For us, the lakes and forests and mountains really were reminders of home. And, we have seen plenty of snow before. But, for many visitors--especially the Uruguayans on the same trip--seeing snow for the first time was a wonderfully new, childlike experience. Leandra and I, dressed in shorts, sandals and light shirts, got the giggles seeing people dressed in full body down-stuffed snow suits, gloves and winter hats--us and them, thinking the same thoughts: "Crazy (fill in nationality here)!" As we watched them trek onto the snow, kicking it, picking it up, throwing their first snowballs, posing for fraudulent pictures with skis and poles, we felt like parents watching a child, and imagined them saying in surprised Spanish, "It's cold!" or "It's slippery!". Their enlightenment and amusement was palpable...
The wind was so strong, the ski patrol removed the "real" plastic eyes, nose and mouth that enlivened this burly snowman when first trundled off the ski-lift. So, after lunch, we jammed some rocks in his face to give him that "realistic" look and pop a picture...
"To us!"

Then we followed the melting snow back to the lake shore...
And another late afternoon walk along the white-capped water...
And another evening stroll, searching Bariloche for fondues and brews and chocolate delights...
And another full moon, another "luna llena"....
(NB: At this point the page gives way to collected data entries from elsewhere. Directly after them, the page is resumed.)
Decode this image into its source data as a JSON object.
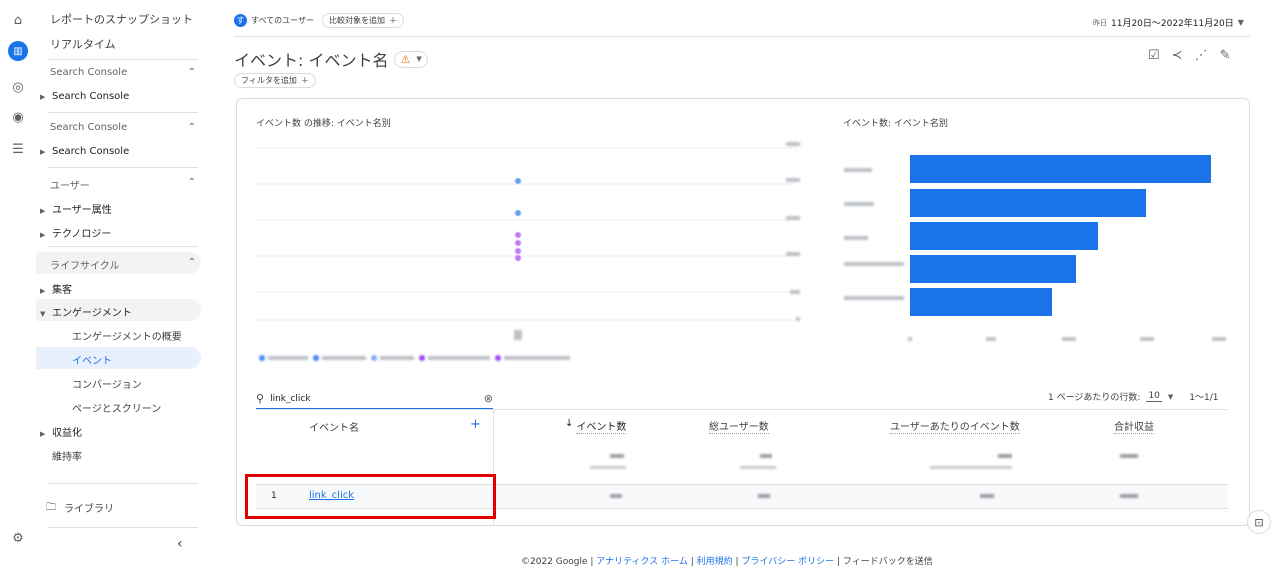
{
  "nav": {
    "reports_snapshot": "レポートのスナップショット",
    "realtime": "リアルタイム",
    "sections": [
      {
        "label": "Search Console",
        "child": "Search Console"
      },
      {
        "label": "Search Console",
        "child": "Search Console"
      },
      {
        "label": "ユーザー",
        "children": [
          "ユーザー属性",
          "テクノロジー"
        ]
      },
      {
        "label": "ライフサイクル",
        "children": [
          "集客",
          "エンゲージメント"
        ]
      }
    ],
    "engagement_items": [
      "エンゲージメントの概要",
      "イベント",
      "コンバージョン",
      "ページとスクリーン"
    ],
    "monetization": "収益化",
    "retention": "維持率",
    "library": "ライブラリ"
  },
  "header": {
    "audience_chip": "すべてのユーザー",
    "audience_initial": "す",
    "compare_chip": "比較対象を追加",
    "date_prefix": "昨日",
    "date_range": "11月20日～2022年11月20日",
    "title": "イベント: イベント名",
    "filter_chip": "フィルタを追加"
  },
  "charts": {
    "line_title": "イベント数 の推移: イベント名別",
    "bar_title": "イベント数: イベント名別"
  },
  "table": {
    "search_value": "link_click",
    "rows_per_page_label": "1 ページあたりの行数:",
    "rows_per_page": "10",
    "pagination": "1〜1/1",
    "columns": [
      "イベント名",
      "イベント数",
      "総ユーザー数",
      "ユーザーあたりのイベント数",
      "合計収益"
    ],
    "rows": [
      {
        "index": "1",
        "name": "link_click"
      }
    ]
  },
  "footer": {
    "copyright": "©2022 Google |",
    "links": [
      "アナリティクス ホーム",
      "利用規約",
      "プライバシー ポリシー"
    ],
    "feedback": "フィードバックを送信"
  },
  "colors": {
    "accent": "#1a73e8",
    "highlight_box": "#e00000",
    "warning": "#e37400"
  }
}
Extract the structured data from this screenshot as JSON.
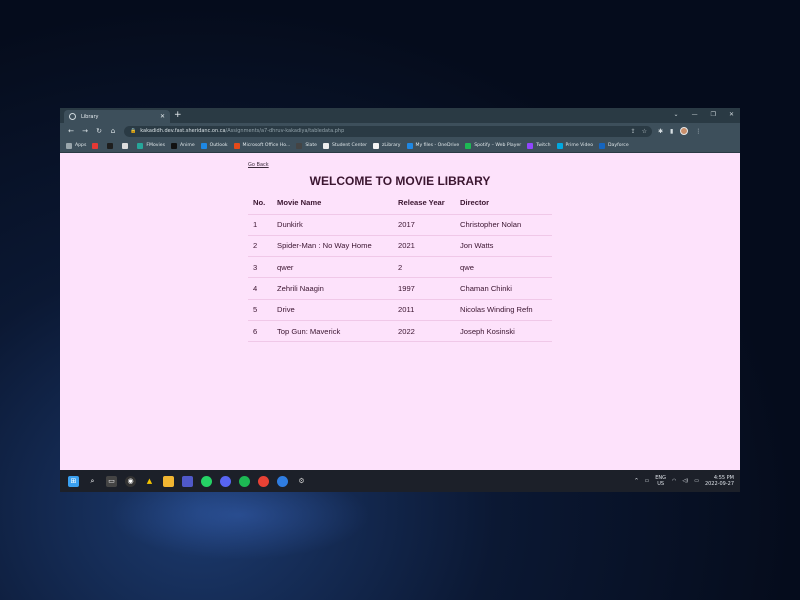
{
  "browser": {
    "tab_title": "Library",
    "new_tab": "+",
    "url_host": "kakadidh.dev.fast.sheridanc.on.ca",
    "url_path": "/Assignments/a7-dhruv-kakadiya/tabledata.php",
    "bookmarks": [
      {
        "label": "Apps",
        "color": "#9aa6ac"
      },
      {
        "label": "",
        "color": "#e53935"
      },
      {
        "label": "",
        "color": "#1e1e1e"
      },
      {
        "label": "",
        "color": "#dddddd"
      },
      {
        "label": "FMovies",
        "color": "#26a69a"
      },
      {
        "label": "Anime",
        "color": "#111111"
      },
      {
        "label": "Outlook",
        "color": "#1e88e5"
      },
      {
        "label": "Microsoft Office Ho...",
        "color": "#e64a19"
      },
      {
        "label": "Slate",
        "color": "#444444"
      },
      {
        "label": "Student Center",
        "color": "#eeeeee"
      },
      {
        "label": "zLibrary",
        "color": "#f5f5f5"
      },
      {
        "label": "My files - OneDrive",
        "color": "#1e88e5"
      },
      {
        "label": "Spotify – Web Player",
        "color": "#1db954"
      },
      {
        "label": "Twitch",
        "color": "#9146ff"
      },
      {
        "label": "Prime Video",
        "color": "#00a8e1"
      },
      {
        "label": "Dayforce",
        "color": "#1565c0"
      }
    ]
  },
  "page": {
    "go_back": "Go Back",
    "title": "WELCOME TO MOVIE LIBRARY",
    "columns": [
      "No.",
      "Movie Name",
      "Release Year",
      "Director"
    ],
    "rows": [
      [
        "1",
        "Dunkirk",
        "2017",
        "Christopher Nolan"
      ],
      [
        "2",
        "Spider-Man : No Way Home",
        "2021",
        "Jon Watts"
      ],
      [
        "3",
        "qwer",
        "2",
        "qwe"
      ],
      [
        "4",
        "Zehrili Naagin",
        "1997",
        "Chaman Chinki"
      ],
      [
        "5",
        "Drive",
        "2011",
        "Nicolas Winding Refn"
      ],
      [
        "6",
        "Top Gun: Maverick",
        "2022",
        "Joseph Kosinski"
      ]
    ]
  },
  "taskbar": {
    "lang_top": "ENG",
    "lang_bottom": "US",
    "time": "4:55 PM",
    "date": "2022-09-27"
  }
}
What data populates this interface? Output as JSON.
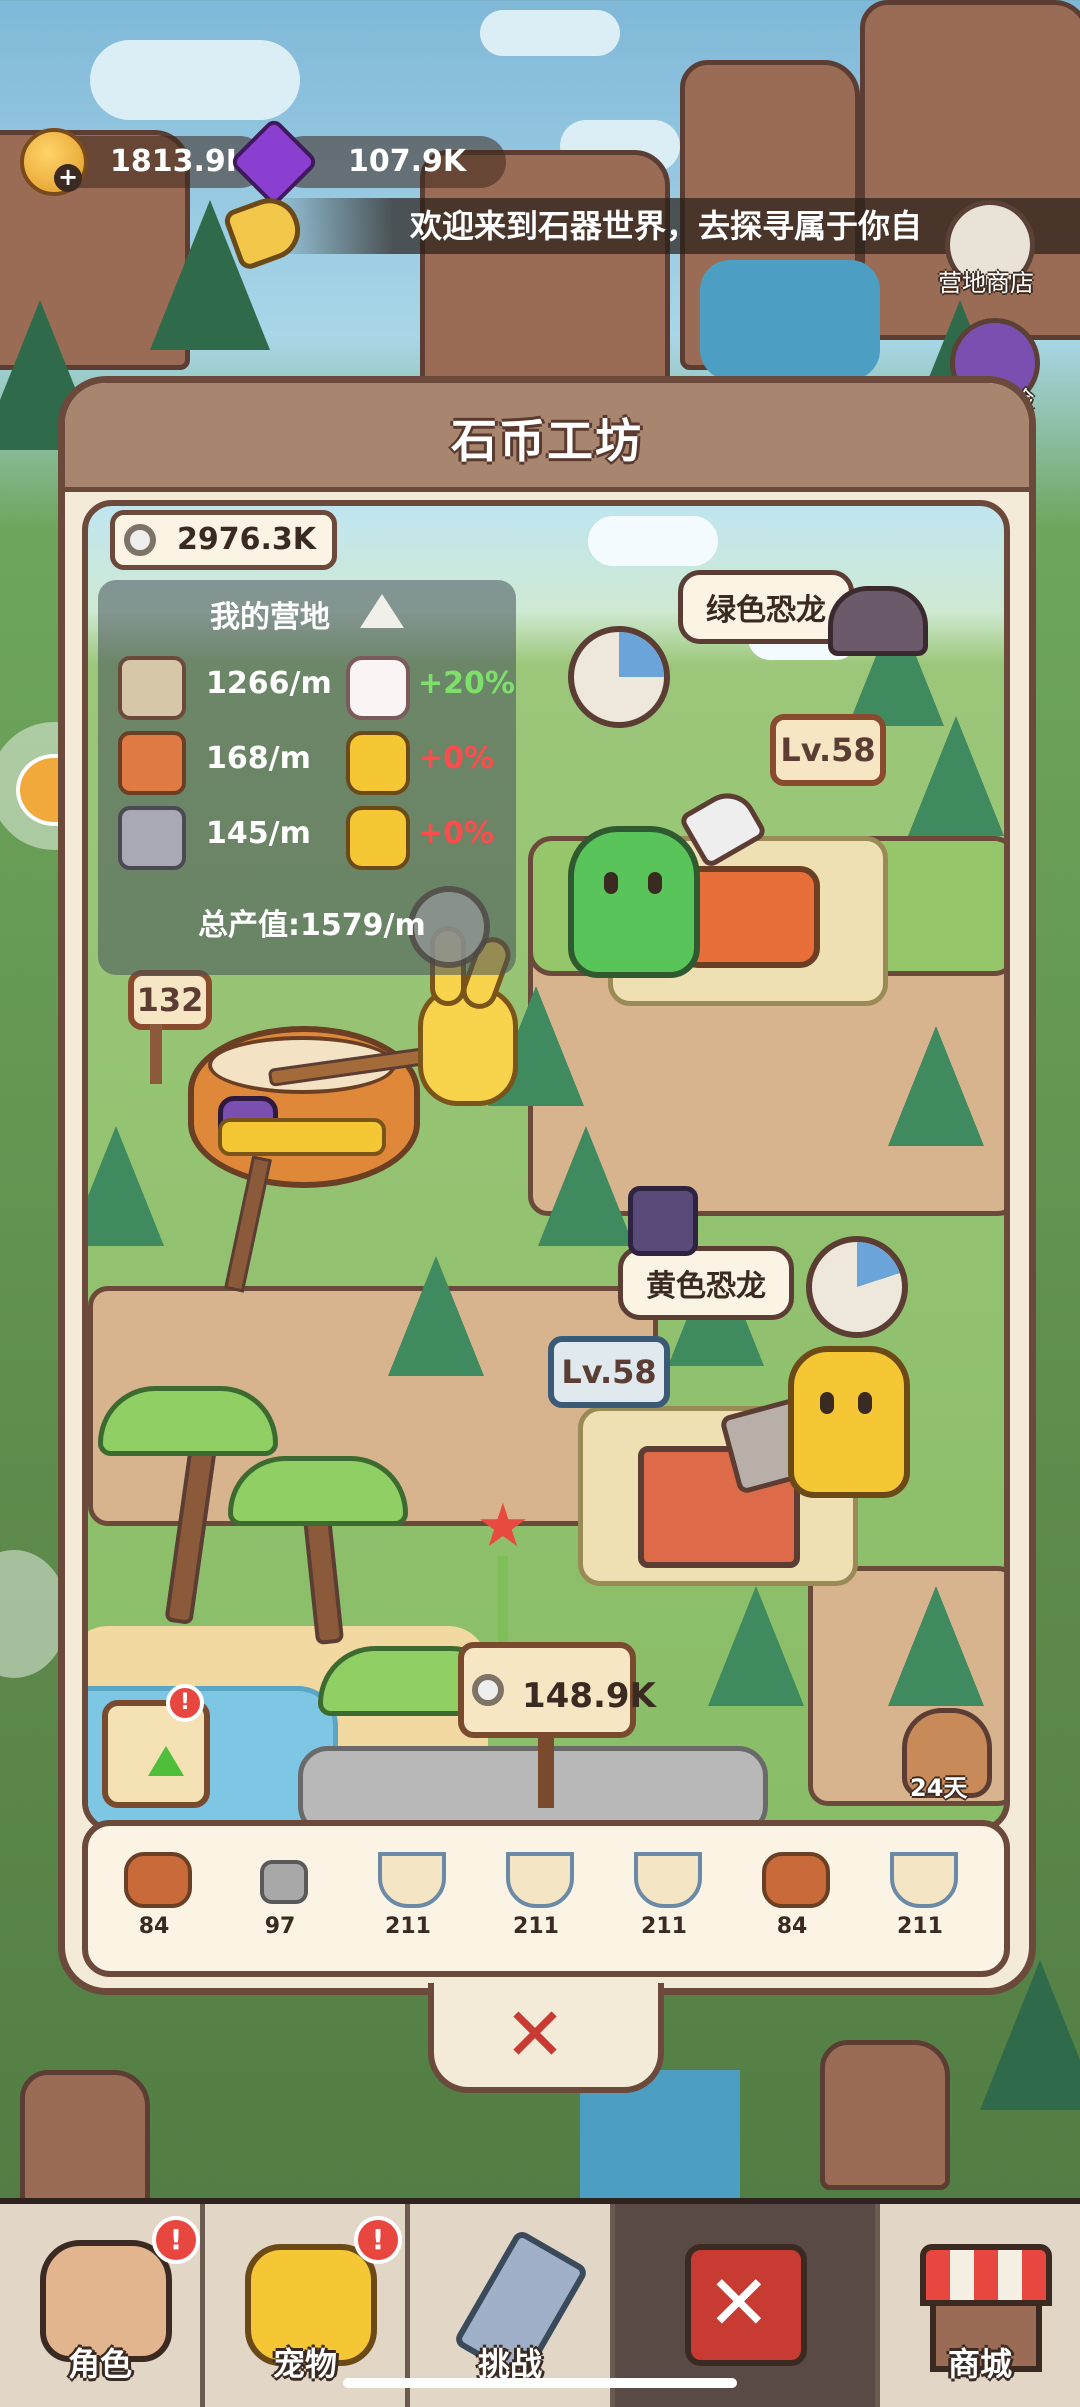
{
  "top_bar": {
    "gold": "1813.9K",
    "gems": "107.9K",
    "ticker_text": "欢迎来到石器世界，去探寻属于你自"
  },
  "side_buttons": {
    "camp_shop": "营地商店",
    "adventure_partial": "险"
  },
  "panel": {
    "title": "石币工坊",
    "balance": "2976.3K",
    "stats": {
      "title": "我的营地",
      "rows": [
        {
          "rate": "1266/m",
          "bonus": "+20%",
          "bonus_color": "#7ee06b"
        },
        {
          "rate": "168/m",
          "bonus": "+0%",
          "bonus_color": "#ff4b4b"
        },
        {
          "rate": "145/m",
          "bonus": "+0%",
          "bonus_color": "#ff4b4b"
        }
      ],
      "total": "总产值:1579/m"
    },
    "behind_label": "黄色兔子",
    "level_sign_pot": "132",
    "green_dino": {
      "name": "绿色恐龙",
      "level": "Lv.58"
    },
    "yellow_dino": {
      "name": "黄色恐龙",
      "level": "Lv.58"
    },
    "upgrade_cost": "148.9K",
    "boar_days": "24天"
  },
  "resources": [
    {
      "icon": "wood-logs-icon",
      "cost": "84"
    },
    {
      "icon": "stone-icon",
      "cost": "97"
    },
    {
      "icon": "soup-bowl-icon",
      "cost": "211"
    },
    {
      "icon": "soup-bowl-icon",
      "cost": "211"
    },
    {
      "icon": "soup-bowl-icon",
      "cost": "211"
    },
    {
      "icon": "wood-logs-icon",
      "cost": "84"
    },
    {
      "icon": "soup-bowl-icon",
      "cost": "211"
    }
  ],
  "bottom_nav": {
    "items": [
      {
        "label": "角色",
        "badge": "!"
      },
      {
        "label": "宠物",
        "badge": "!"
      },
      {
        "label": "挑战",
        "badge": ""
      },
      {
        "label": "",
        "badge": ""
      },
      {
        "label": "商城",
        "badge": ""
      }
    ]
  },
  "colors": {
    "panel_border": "#6b4a3c",
    "close_red": "#c73b32",
    "bonus_green": "#7ee06b",
    "bonus_red": "#ff4b4b"
  }
}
And now, amazingly, no matter how beautiful the setting, when I see a full moon it takes me back to Iguazu with Leandra...

1 comment:

Anonymous said...

Hi Adam and Lenadra! I really enjoyed reading your blog. I'm glad you liked all the sites you've been to in this sweet south america. Leandra, it just happens that I'm your local Pilates instructor at the Bigua! I know! It's crazy I just found your blog! Keep in touch!